At the end of this year, Daimler is spinning off its commercial vehicles business into a separately listed and fully independent company called Daimler Truck Holding. The company is also renaming Daimler AG as Mercedes-Benz Group in the first quarter of 2022, emphasising its focus on cars and vans in the luxury and premium segments. The company is calling the reorganisation Project Focus.
Currently, Daimler AG comprises five divisions: Mercedes-Benz Cars, Mercedes-Benz Vans, Daimler Trucks, Daimler Buses and Daimler Mobility AG. The realignment will see Mercedes-Benz Group represent car, van and mobility developments, while truck and bus falls into the new Daimler Truck Holding company.
Each business will have a separate procurement function, fully independent management and stand-alone corporate governance, including an independent chair of the respective supervisory boards.
Martin Daum, currently chairman of the board of management for the Daimler Truck division of Daimler AG, is designated to remain head of the restructured Daimler Truck Holding. Daum said that as an independent company Daimler Truck Holding will be able to make even greater use of growth opportunities and increase financial success.
Bernd Pischetsrieder, chairman of the supervisory board of Daimler AG commented: “Daimler Truck and Mercedes-Benz will be able to master the transformation of the industry even more successfully with full entrepreneurial freedom and an independent management structure. By spinning off the commercial vehicle business, we aim to create value for our shareholders, increase our profitability and fully exploit our potential.”
The company said the separation would sharpen Mercedes-Benz’s profile as a manufacturer of luxury cars and premium vans. The carmaker said its strategy was aimed at technological leadership, especially in electric vehicle technology and car software.
The company aims to focus on zero emissions in individual mobility, which it highlights as a “phenomenal growth business”.

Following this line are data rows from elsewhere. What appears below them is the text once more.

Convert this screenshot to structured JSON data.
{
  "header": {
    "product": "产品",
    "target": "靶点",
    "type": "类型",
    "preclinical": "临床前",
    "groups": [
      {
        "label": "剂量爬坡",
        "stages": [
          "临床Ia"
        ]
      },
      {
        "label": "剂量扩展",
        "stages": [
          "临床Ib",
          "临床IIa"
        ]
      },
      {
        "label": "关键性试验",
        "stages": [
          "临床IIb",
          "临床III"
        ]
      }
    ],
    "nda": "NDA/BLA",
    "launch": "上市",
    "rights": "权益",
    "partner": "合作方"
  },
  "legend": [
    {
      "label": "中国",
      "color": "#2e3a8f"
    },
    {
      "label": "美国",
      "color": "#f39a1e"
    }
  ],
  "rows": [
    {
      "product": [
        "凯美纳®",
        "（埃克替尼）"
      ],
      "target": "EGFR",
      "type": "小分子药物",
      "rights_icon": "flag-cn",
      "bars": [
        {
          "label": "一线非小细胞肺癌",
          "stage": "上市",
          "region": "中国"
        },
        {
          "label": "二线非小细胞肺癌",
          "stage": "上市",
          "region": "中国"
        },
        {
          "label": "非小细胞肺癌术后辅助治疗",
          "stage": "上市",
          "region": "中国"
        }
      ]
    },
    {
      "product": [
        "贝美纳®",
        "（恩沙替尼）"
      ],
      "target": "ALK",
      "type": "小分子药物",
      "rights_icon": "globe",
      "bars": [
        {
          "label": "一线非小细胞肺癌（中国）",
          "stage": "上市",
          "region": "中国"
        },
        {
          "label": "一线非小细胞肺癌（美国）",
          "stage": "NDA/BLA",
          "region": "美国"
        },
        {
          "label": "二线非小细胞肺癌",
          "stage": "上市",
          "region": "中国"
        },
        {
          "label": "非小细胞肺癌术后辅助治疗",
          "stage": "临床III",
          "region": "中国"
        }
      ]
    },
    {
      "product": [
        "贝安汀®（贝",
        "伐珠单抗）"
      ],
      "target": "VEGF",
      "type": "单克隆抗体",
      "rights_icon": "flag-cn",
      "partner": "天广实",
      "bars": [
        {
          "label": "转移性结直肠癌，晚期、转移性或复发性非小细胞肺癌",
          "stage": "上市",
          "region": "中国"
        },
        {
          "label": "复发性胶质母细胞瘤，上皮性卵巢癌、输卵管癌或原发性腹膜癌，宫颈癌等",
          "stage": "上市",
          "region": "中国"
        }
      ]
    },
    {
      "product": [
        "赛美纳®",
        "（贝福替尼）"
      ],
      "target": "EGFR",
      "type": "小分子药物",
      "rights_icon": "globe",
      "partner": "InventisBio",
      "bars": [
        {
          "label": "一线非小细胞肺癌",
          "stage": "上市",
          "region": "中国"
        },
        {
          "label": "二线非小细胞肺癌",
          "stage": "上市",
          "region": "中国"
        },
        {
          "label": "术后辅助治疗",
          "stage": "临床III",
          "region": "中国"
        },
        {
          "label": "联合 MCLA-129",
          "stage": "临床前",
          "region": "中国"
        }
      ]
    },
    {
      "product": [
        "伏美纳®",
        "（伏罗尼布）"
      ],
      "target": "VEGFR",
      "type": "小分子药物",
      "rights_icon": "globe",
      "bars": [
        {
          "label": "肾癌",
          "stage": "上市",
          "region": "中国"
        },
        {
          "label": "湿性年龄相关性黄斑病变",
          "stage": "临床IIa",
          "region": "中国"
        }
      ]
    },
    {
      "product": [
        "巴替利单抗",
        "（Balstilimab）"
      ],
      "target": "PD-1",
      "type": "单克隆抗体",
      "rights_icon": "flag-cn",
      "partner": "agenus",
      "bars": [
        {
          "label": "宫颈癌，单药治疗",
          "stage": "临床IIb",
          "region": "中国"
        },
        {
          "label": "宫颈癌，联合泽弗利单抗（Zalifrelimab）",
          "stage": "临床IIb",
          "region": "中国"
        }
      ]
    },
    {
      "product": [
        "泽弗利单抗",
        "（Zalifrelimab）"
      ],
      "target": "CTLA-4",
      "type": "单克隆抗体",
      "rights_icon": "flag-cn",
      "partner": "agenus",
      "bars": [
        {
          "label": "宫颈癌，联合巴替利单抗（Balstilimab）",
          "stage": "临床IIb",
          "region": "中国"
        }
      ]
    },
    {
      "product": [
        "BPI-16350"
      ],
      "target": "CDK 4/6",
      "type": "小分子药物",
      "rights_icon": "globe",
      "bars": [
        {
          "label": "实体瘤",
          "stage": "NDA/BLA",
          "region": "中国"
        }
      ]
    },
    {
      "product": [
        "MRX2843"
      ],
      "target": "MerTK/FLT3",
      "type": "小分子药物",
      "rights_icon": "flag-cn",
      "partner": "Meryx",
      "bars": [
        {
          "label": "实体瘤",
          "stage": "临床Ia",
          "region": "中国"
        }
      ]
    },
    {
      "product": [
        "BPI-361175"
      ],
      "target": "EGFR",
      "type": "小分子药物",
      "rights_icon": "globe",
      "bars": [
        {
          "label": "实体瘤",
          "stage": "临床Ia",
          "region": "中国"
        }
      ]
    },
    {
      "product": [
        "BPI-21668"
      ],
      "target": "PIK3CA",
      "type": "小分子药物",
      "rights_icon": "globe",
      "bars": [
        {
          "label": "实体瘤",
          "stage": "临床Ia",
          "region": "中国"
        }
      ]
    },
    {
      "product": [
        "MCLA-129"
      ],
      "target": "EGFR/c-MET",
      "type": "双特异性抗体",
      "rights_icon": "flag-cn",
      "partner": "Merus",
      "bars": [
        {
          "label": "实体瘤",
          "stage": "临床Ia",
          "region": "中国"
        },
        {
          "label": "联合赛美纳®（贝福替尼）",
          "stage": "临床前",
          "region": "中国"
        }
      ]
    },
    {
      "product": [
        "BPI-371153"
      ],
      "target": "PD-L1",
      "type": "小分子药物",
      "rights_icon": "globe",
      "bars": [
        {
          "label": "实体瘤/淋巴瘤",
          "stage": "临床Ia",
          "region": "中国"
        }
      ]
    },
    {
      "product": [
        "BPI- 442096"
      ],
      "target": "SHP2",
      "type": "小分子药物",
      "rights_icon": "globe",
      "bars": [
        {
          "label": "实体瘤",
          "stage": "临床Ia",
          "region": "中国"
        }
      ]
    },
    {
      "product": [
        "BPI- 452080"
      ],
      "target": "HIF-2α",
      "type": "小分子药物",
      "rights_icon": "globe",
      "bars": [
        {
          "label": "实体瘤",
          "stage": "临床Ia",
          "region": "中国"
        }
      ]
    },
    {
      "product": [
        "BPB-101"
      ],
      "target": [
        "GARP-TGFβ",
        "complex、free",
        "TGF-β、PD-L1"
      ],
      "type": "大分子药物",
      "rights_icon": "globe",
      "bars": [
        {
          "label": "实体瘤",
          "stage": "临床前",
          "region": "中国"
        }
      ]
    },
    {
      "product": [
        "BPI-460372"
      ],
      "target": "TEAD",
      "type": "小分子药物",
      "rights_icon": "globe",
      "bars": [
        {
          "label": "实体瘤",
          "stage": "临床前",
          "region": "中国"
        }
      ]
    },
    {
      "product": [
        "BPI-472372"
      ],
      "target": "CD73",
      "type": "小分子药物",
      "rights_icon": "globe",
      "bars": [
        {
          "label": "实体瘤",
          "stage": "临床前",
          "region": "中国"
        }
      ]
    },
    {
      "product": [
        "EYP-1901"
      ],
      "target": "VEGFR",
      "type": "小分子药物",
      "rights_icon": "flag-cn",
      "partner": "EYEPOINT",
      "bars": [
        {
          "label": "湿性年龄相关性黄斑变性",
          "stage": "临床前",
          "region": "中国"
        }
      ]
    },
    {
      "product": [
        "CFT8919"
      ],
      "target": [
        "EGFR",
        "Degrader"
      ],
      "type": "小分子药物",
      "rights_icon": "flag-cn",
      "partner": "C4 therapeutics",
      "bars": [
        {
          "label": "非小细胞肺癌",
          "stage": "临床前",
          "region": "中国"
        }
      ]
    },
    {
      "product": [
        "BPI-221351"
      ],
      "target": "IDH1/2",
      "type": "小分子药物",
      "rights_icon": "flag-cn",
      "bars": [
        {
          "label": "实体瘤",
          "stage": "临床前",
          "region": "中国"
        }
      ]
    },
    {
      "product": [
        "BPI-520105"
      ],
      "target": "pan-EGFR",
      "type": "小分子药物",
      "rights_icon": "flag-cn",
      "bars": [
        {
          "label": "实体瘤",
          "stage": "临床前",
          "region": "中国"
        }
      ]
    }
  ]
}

Zero emissions are also a core focus for the truck and bus division, according to the company. The company said that the “entrepreneurial freedom” afforded the division by the new structure will allow it to pursue this goal with greater focus and enable it to leverage scale, raise returns and further innovate.
Daimler Trucks makes a range of commercial vehicles, which in Europe are made by Mercedes-Benz at the plants in Wörth, Germany and Aksaray in Turkey. Mercedes-Benz buses are made in Mannheim, Germany, while the Setra brand is made in Ulm, also in Germany.
Daimler Trucks North America, meanwhile, includes Freightliner Trucks, Western Star Trucks, Thomas Built Buses, Freightliner Custom Chassis and Detroit Diesel.
The new independent organisation is of particular importance on the ground in the US, according to Daimler, because the owner-operator model fits well with the principle behind Project Focus. Moreover, that owner-operator is a particular type of truck customer, driving their own business in the form of a truck and, therefore, an archetypal entrepreneur, according to the company.
In addition, Daimler Trucks Holding will also incorporate the existing Fuso and Daimler India Commercial Vehicles business units.
By the end of this year, shareholders will hold a 65% stake in Daimler Truck Holding, which will be listed on the stock exchange as an independent company. In addition, Daimler will retain a minority interest of 35% in Daimler Truck Holding.
The development of different technologies also drives Daimler’s decision to reorganise its business to answer the additional requirements of the product in the car and truck segments.
Like the majority of carmakers, Mercedes-Benz is working to make its products all-electric by the end of the decade. Next year, the company said Mercedes-Benz would have battery electric vehicles (BEV) in all segments and, from 2025 onwards, all newly launched vehicle architectures will be electric-only. Customers will be able to choose an all-electric alternative for every model the company makes.
Commercial vehicles have specific needs and are purpose-built for the professional industries deploying them, something Daimler thinks will be better catered for by a dedicated company.
Daimler’s commercial vehicle divisions have been working on developing battery-electric and fuel-cell trucks and researching autonomous driving options for the future of its products. According to the company, with a greater focus on targeted partnerships, Daimler Truck Holding will accelerate the development of critical technologies to bring best-in-class products to its customers.
The latest move at Daimler echoes one made by VW Group in 2018 when it spun its commercial vehicle business off from the main company and renamed it to Traton.